# Tarantula



## Killjoy (Apr 27, 2010)

Shot on Mt. Diablo.






Canon 50D, 70-200 f/2.8 IS with all three Kenko Extension Tubes, ISO 100 f/2.8 1/40 of a second.


----------



## Hardrock (Apr 28, 2010)

Looks good. I think if you could of had a little more DOF it would have turned out a little better.


----------



## Killjoy (Apr 28, 2010)

Thanks.  But that's one of the problems of not having a true Macro lens.
When you use all three of the Kenko tubes stacked together, the DOF gets razor thin. 
Looking back at the Exif data, I did shoot this at f/2.8
Next time I shoot with the tubes I'll remember to shoot Aperture Priority and dial it down to f/16 or even f/22 and see what I get.

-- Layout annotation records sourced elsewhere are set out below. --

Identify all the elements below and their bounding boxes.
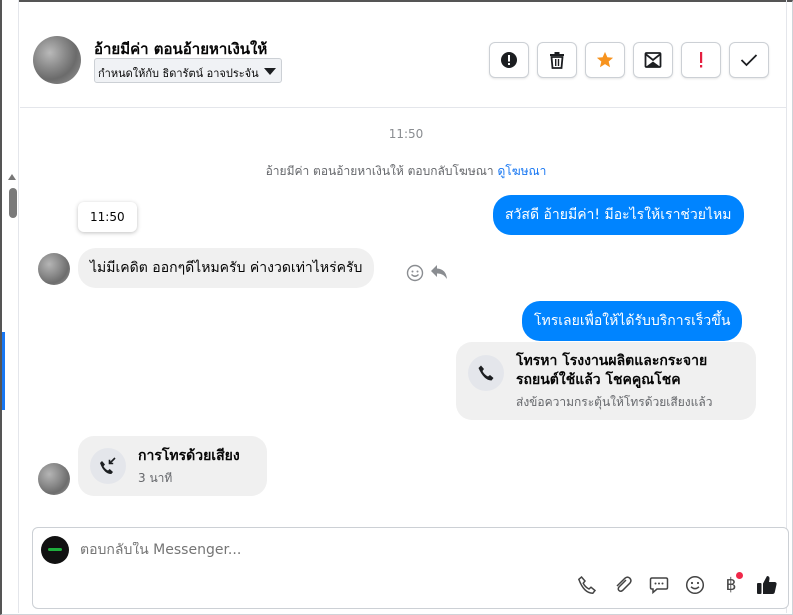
- active-indicator: [2, 332, 5, 410]
- archive-button[interactable]: [633, 42, 673, 78]
- follow-up-button[interactable]: [681, 42, 721, 78]
- speech-bubble-icon: [649, 577, 669, 595]
- call-button[interactable]: [575, 573, 599, 597]
- archive-envelope-icon: [644, 52, 662, 68]
- exclamation-icon: [700, 52, 703, 68]
- star-icon: [596, 51, 614, 68]
- emoji-icon: [685, 575, 705, 595]
- voice-call-title: การโทรด้วยเสียง: [138, 448, 240, 464]
- phone-icon: [577, 575, 597, 595]
- phone-circle: [468, 355, 504, 391]
- thumbs-up-icon: [757, 576, 777, 594]
- scrollbar-thumb[interactable]: [9, 188, 17, 218]
- react-emoji-icon[interactable]: [406, 264, 424, 282]
- notification-dot: [736, 572, 743, 579]
- phone-icon: [478, 365, 494, 381]
- timestamp: 11:50: [388, 127, 424, 141]
- outgoing-message[interactable]: สวัสดี อ้ายมีค่า! มีอะไรให้เราช่วยไหม: [493, 195, 744, 235]
- attach-button[interactable]: [611, 573, 635, 597]
- call-prompt-card[interactable]: โทรหา โรงงานผลิตและกระจาย รถยนต์ใช้แล้ว …: [456, 342, 756, 420]
- assignee-select[interactable]: กำหนดให้กับ ธิดารัตน์ อาจประจัน: [94, 58, 282, 83]
- outgoing-message[interactable]: โทรเลยเพื่อให้ได้รับบริการเร็วขึ้น: [522, 301, 743, 341]
- reply-arrow-icon[interactable]: [430, 264, 448, 280]
- ad-reply-note: อ้ายมีค่า ตอนอ้ายหาเงินให้ ตอบกลับโฆษณา …: [20, 162, 786, 181]
- saved-replies-button[interactable]: [647, 573, 671, 597]
- scroll-up-arrow-icon[interactable]: [8, 174, 16, 180]
- incoming-message[interactable]: ไม่มีเคดิต ออกๆดีไหมครับ ค่างวดเท่าไหร่ค…: [78, 248, 375, 288]
- left-sidebar-strip: [2, 0, 19, 613]
- incoming-call-icon: [100, 457, 116, 474]
- missed-call-circle: [90, 448, 126, 484]
- mark-done-button[interactable]: [729, 42, 769, 78]
- contact-avatar-small[interactable]: [38, 463, 70, 495]
- alert-circle-icon: [501, 52, 517, 68]
- star-button[interactable]: [585, 42, 625, 78]
- contact-avatar-small[interactable]: [38, 253, 70, 285]
- header-actions: [489, 42, 769, 78]
- like-button[interactable]: [755, 573, 779, 597]
- emoji-button[interactable]: [683, 573, 707, 597]
- check-icon: [740, 54, 758, 67]
- voice-call-duration: 3 นาที: [138, 471, 173, 485]
- paperclip-icon: [616, 576, 632, 592]
- ad-reply-text: อ้ายมีค่า ตอนอ้ายหาเงินให้ ตอบกลับโฆษณา: [265, 164, 494, 178]
- contact-avatar[interactable]: [33, 36, 81, 84]
- call-prompt-title-line2: รถยนต์ใช้แล้ว โชคคูณโชค: [516, 372, 681, 388]
- right-divider: [786, 0, 787, 613]
- reply-composer: ฿: [32, 527, 789, 609]
- conversation-header: อ้ายมีค่า ตอนอ้ายหาเงินให้ กำหนดให้กับ ธ…: [20, 10, 786, 108]
- mark-spam-button[interactable]: [489, 42, 529, 78]
- page-avatar: [41, 536, 69, 564]
- caret-down-icon: [264, 68, 276, 75]
- call-prompt-title-line1: โทรหา โรงงานผลิตและกระจาย: [516, 353, 708, 369]
- payment-button[interactable]: ฿: [719, 572, 743, 597]
- assignee-label: กำหนดให้กับ ธิดารัตน์ อาจประจัน: [98, 67, 259, 80]
- reply-input[interactable]: [80, 542, 580, 558]
- voice-call-card[interactable]: การโทรด้วยเสียง 3 นาที: [78, 436, 267, 496]
- view-ad-link[interactable]: ดูโฆษณา: [497, 164, 546, 178]
- baht-icon: ฿: [725, 575, 737, 595]
- composer-toolbar: ฿: [575, 572, 779, 598]
- message-thread: 11:50 อ้ายมีค่า ตอนอ้ายหาเงินให้ ตอบกลับ…: [20, 109, 786, 517]
- call-prompt-subtitle: ส่งข้อความกระตุ้นให้โทรด้วยเสียงแล้ว: [516, 395, 713, 409]
- trash-icon: [550, 52, 564, 69]
- delete-button[interactable]: [537, 42, 577, 78]
- message-time-tooltip: 11:50: [78, 202, 137, 232]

Thanks for looking. :thumbup:


----------



## Overread (Apr 28, 2010)

Neat shot! 
Though I have to say even with a dedicated macro lens you won't get more depth of field - macro is macro and that means tiny depth of field to work with - that you took this shot at f2.8 and got the eyes in focus is a great thing indeed!
If I might ask roughly how far were you from the spider when you took the shot?


----------



## Killjoy (Apr 28, 2010)

I was about this far from it. 

Shot by a buddy of mine while we went on a Tarantula Hunt. That's why it's linked and not imbeded. It's not my shot. (edit: even though it IS of me).


----------



## Overread (Apr 28, 2010)

Neat! I'm going to have to play around with my tubes now - not really ever used them on the 70-200mm before! Though that is still pretty close - those spides can run! (and big spider always like to chase me  )


----------